In world knowledge tasks, the balanced→text model performed best, surpassing the code→text model by 21% and the text-only model by 4.1%. This suggests that world knowledge tasks benefit from a more balanced data mixture for initialization and a larger proportion of text in the continual pre-training stage.
For code generation tasks, the balanced-only model achieved the best performance, showing a 46.7% and 54.5% improvement over balanced→text and code→text models respectively. However, this came at the cost of lower performance in natural language tasks.
Generative quality, as measured by win rates, also improved with the inclusion of code data. Both code→text and balanced-only models outperformed the text-only variant by a 6.6% difference in win-loss rates, even on non-code evaluations.
These results demonstrate that including code data in pre-training not only enhances reasoning capabilities but also improves the overall quality of generated content across various tasks, highlighting the broad benefits of code data in LLM training.
This study provides new insights into the impact of code data on LLM performance across a wide range of tasks. The researchers conducted a comprehensive analysis, focusing not only on code-related tasks but also on natural language performance and generative quality. Their systematic approach included various ablations examining initialization strategies, code proportions, code quality and properties, and the role of code in pre-training cooldown.

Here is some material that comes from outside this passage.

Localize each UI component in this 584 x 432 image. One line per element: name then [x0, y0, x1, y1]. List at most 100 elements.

Key findings from the study include:
Code data significantly improves non-code task performance. The best variant with code data showed relative increases of 8.2% in natural language reasoning, 4.2% in world knowledge, and 6.6% in generative win rates compared to text-only pre-training.

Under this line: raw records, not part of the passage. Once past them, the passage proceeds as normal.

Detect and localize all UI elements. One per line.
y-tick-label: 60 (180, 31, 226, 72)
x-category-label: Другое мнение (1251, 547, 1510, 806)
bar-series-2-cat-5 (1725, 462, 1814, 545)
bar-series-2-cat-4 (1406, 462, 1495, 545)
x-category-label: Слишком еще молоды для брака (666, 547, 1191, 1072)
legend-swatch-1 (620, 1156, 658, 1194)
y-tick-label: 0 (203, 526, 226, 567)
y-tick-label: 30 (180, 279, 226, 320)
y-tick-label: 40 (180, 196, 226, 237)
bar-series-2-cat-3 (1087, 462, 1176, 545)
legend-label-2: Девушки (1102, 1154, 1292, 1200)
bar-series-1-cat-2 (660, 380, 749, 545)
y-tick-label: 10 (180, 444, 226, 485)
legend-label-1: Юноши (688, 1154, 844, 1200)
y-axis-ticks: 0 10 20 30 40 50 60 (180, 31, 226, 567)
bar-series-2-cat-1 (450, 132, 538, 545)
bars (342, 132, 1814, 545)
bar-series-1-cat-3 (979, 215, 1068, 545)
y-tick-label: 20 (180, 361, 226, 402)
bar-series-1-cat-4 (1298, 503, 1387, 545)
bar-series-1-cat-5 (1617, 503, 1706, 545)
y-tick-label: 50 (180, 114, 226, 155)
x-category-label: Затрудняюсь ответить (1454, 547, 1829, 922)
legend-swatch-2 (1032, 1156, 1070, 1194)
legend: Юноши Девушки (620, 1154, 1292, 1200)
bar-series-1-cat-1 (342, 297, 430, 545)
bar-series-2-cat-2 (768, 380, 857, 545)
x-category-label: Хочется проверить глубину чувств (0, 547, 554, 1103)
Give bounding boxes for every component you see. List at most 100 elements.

Code performance saw a dramatic 12-fold boost with the inclusion of code data.
Cooldown with code further enhanced performance, improving natural language reasoning by 3.6%, world knowledge by 10.1%, and code performance by 20% relative to pre-cooldown models. This also led to a 52.3% increase in generative win rates.
The addition of high-quality synthetic code data, even in small amounts, had a disproportionately positive impact, increasing natural language reasoning by 9% and code performance by 44.9%.
These results demonstrate that incorporating code data in LLM pre-training leads to substantial improvements across various tasks, extending far beyond code-specific applications. The study highlights the critical role of code data in enhancing LLM capabilities, offering valuable insights for future model development and training strategies.